She looked at him, puzzled.
‘Say that again. I must have misheard.’
* * *
He scraped the windscreen, poured hot water on it, and put the heating on full. Once he was behind the wheel he pulled slowly out of the car park. No salt spreaders had been this way, and the fierce wind blew the snow from the fields whirling onto the road. He drove across the white plain until he reached the A66, then took the A61 to approach Toulouse from the east. While he drove, he thought about Hirtmann. The prosecutor from Geneva. The man who haunted his dreams. The man who had abducted Marianne. In moments of lucidity he told himself he would never hear anything about him again, that Hirtmann had surely died in some seamy street in Latin America or Asia. And all he could do now was forget him. Or at least pretend to.
He was up to the challenge during daylight, but as soon as evening drew near, and the light receded from the furthest rooms in his head, he felt once again as if he were trapped in the lugubrious vice of his thoughts, and his soul cried out in fear. In the old days when he’d been investigating a particularly horrible crime, he would go home and listen to his beloved Mahler, the only antidote for the shadows, and things would shift back into place. But Hirtmann had stolen even that sanctuary from him: the Swiss man was also an admirer of the Austrian genius. A strange similarity which right from the start had underlined their dangerous spiritual proximity, back in that cell at the Institut Wargnier, the music soaring. He recalled Hirtmann: tall and thin in his overalls, his collar open onto his translucent skin, and above all the shock of that unflinching electric gaze – a shock as if from a taser. Then there was the way, too, that in a split second Julian Hirtmann had seen straight through him. Had deciphered him. Servaz had rarely felt that naked in the presence of another person.

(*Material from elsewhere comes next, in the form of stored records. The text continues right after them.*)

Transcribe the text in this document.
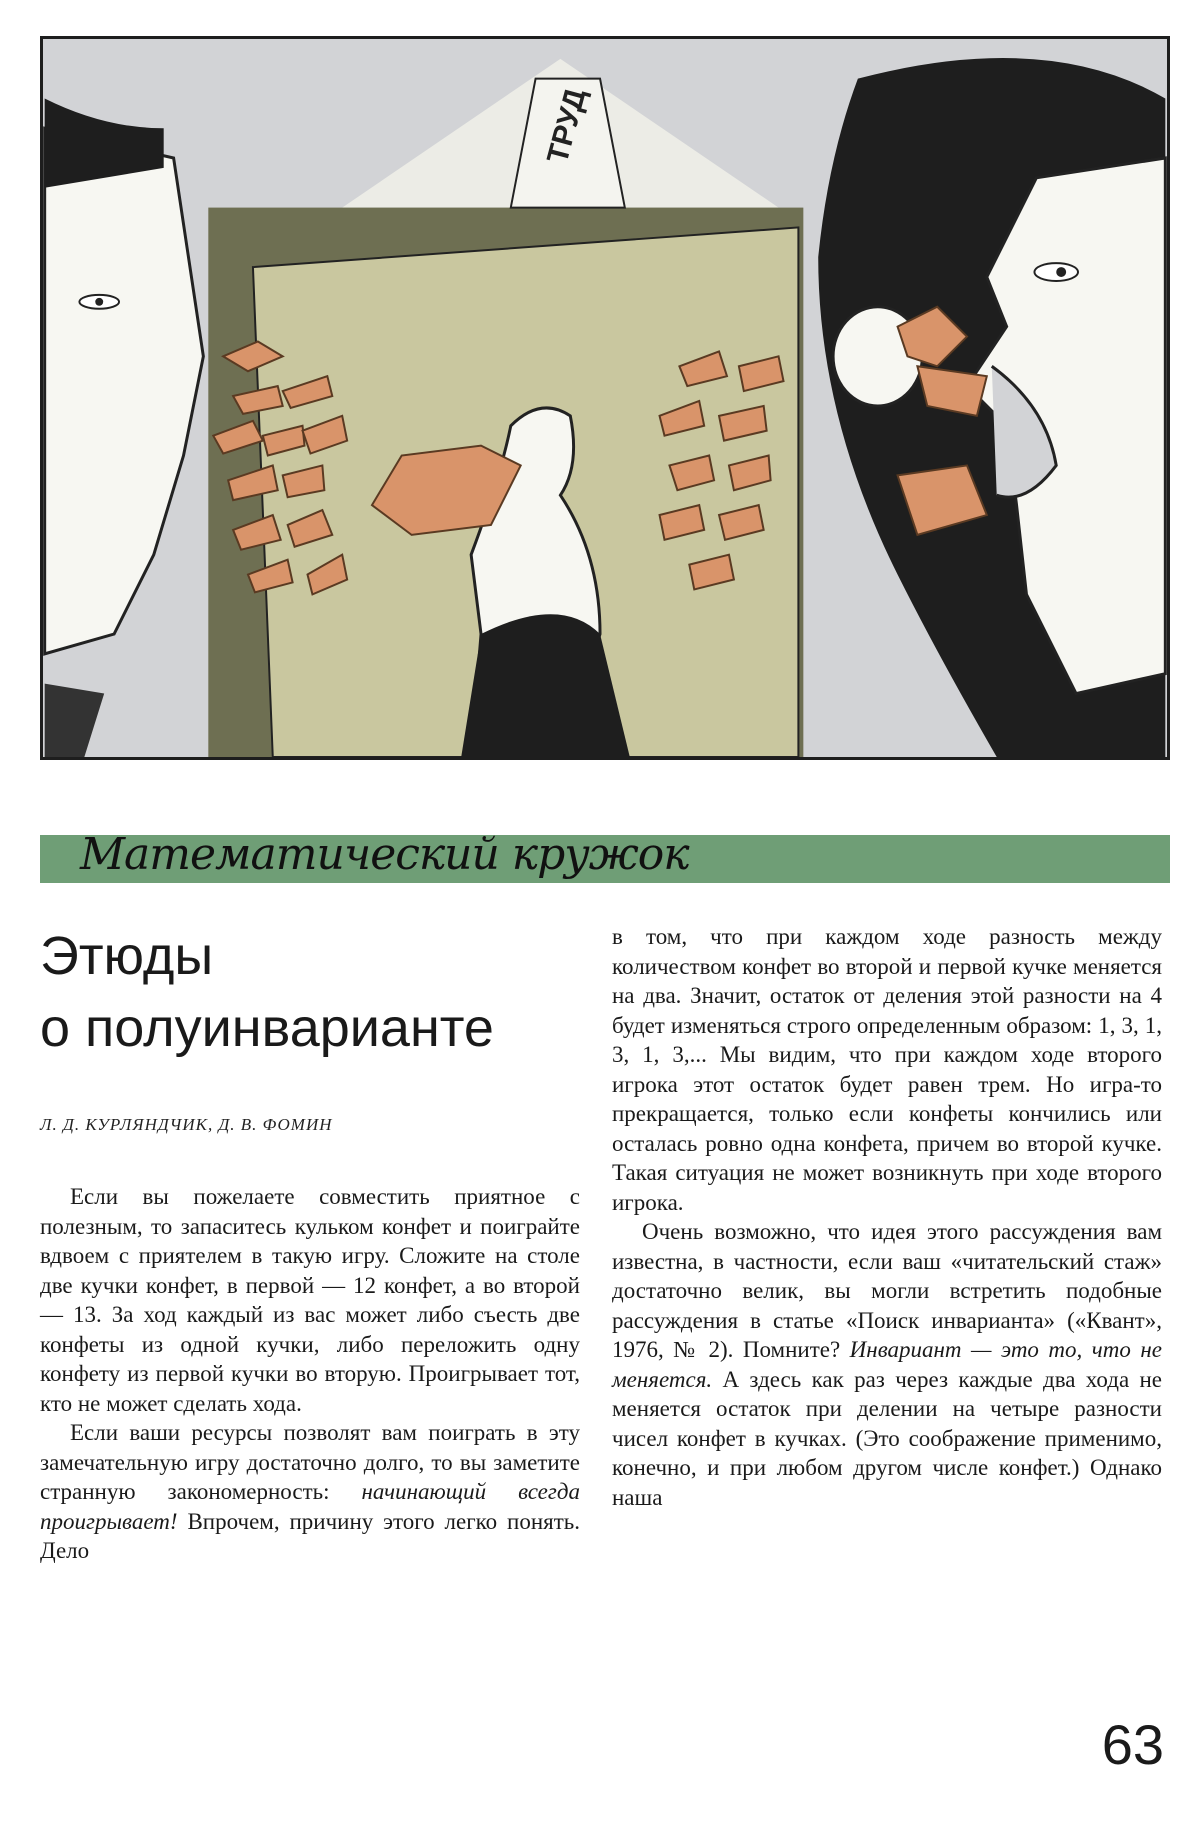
ТРУД
Математический кружок
Этюды
о полуинварианте
Л. Д. КУРЛЯНДЧИК, Д. В. ФОМИН

Если вы пожелаете совместить приятное с полезным, то запаситесь кульком конфет и поиграйте вдвоем с приятелем в такую игру. Сложите на столе две кучки конфет, в первой — 12 конфет, а во второй — 13. За ход каждый из вас может либо съесть две конфеты из одной кучки, либо переложить одну конфету из первой кучки во вторую. Проигрывает тот, кто не может сделать хода.

Если ваши ресурсы позволят вам поиграть в эту замечательную игру достаточно долго, то вы заметите странную закономерность: начинающий всегда проигрывает! Впрочем, причину этого легко понять. Дело

в том, что при каждом ходе разность между количеством конфет во второй и первой кучке меняется на два. Значит, остаток от деления этой разности на 4 будет изменяться строго определенным образом: 1, 3, 1, 3, 1, 3,... Мы видим, что при каждом ходе второго игрока этот остаток будет равен трем. Но игра-то прекращается, только если конфеты кончились или осталась ровно одна конфета, причем во второй кучке. Такая ситуация не может возникнуть при ходе второго игрока.

Очень возможно, что идея этого рассуждения вам известна, в частности, если ваш «читательский стаж» достаточно велик, вы могли встретить подобные рассуждения в статье «Поиск инварианта» («Квант», 1976, № 2). Помните? Инвариант — это то, что не меняется. А здесь как раз через каждые два хода не меняется остаток при делении на четыре разности чисел конфет в кучках. (Это соображение применимо, конечно, и при любом другом числе конфет.) Однако наша

63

He had received a postcard from Irène Ziegler from New Delhi, where she’d been sent. The gendarme was now Attaché for Interior Security at the Department for International Cooperation, a network of 250 police officers and gendarmes deployed in 93 embassies, and whose mission was to investigate various potential threats – terrorism, cyber crime, drug trafficking – that might be organised beyond the borders of France. There were only two sentences on her postcard:
Do you still think about him? I do.
He sometimes wondered whether Ziegler had applied for that position with the secret hope of one day picking up Hirtmann’s trail.
Once Servaz was in town, he headed for the Grand-Rond, then the Capitole. The streets were covered in snow: you could barely tell the pavement from the road, and the vehicles’ roofs wore thick white duvets. He left the car in the underground car park and walked across the place du Capitole; he needed another coffee. He drank two in a brasserie opposite the Hôtel de Ville while waiting for his appointment.
He set off again at nine thirty, slipping in the slush of ice and mud, which was transforming the square into a skating rink. He had never seen such a winter sports atmosphere in Toulouse. Fortunately, Charlène Espérandieu’s art gallery was not far away, on the corner of rue de la Pomme and Saint-Pantaléon.
The glass doors opened with a whoosh before him and his soles left damp prints on the pale parquet floor. There was no one there. The walls, lit by spotlights, were bare, and large cardboard boxes, most probably containing the artwork for the next exhibition, were scattered across the floor.
Servaz headed towards the rear where a narrow spiral staircase led to the mezzanine.
The sound of heels on the floor above.
The metal steps vibrated with his weight. His head emerged first, at floor level – and he saw a pair of high-heeled burgundy boots, slim legs in jeans, then the grey parka she had not yet removed, and finally the cascade of ginger hair gathered asymmetrically to one side of her face.
‘Martin?’
She was almost forty, but looked ten years younger.
‘What are you doing here?’
‘Oh, I’m getting into contemporary art.’
She smiled.
‘You look well,’ she said as he emerged from the staircase. ‘Much better than last time I saw you, in that sinister place. You looked like a zombie.’
‘Back from the dead,’ he confirmed.
‘Really well,’ she said again, as if she were trying to convince herself.
‘Non venit ad duros pallida cura toros: “pale concern does not approach hard beds”.’
‘You and your Latin authors. This is—’
Charlène kissed him and her fingers pressed his arm fervently.
‘— really good news.’
Her cheek, still cold, lingered a moment too long against his own. He was wrapped in the scent of her hair and a light perfume. Then she stepped back. The cold air had made her cheeks red and her eyes were shining. She was still just as confoundedly beautiful.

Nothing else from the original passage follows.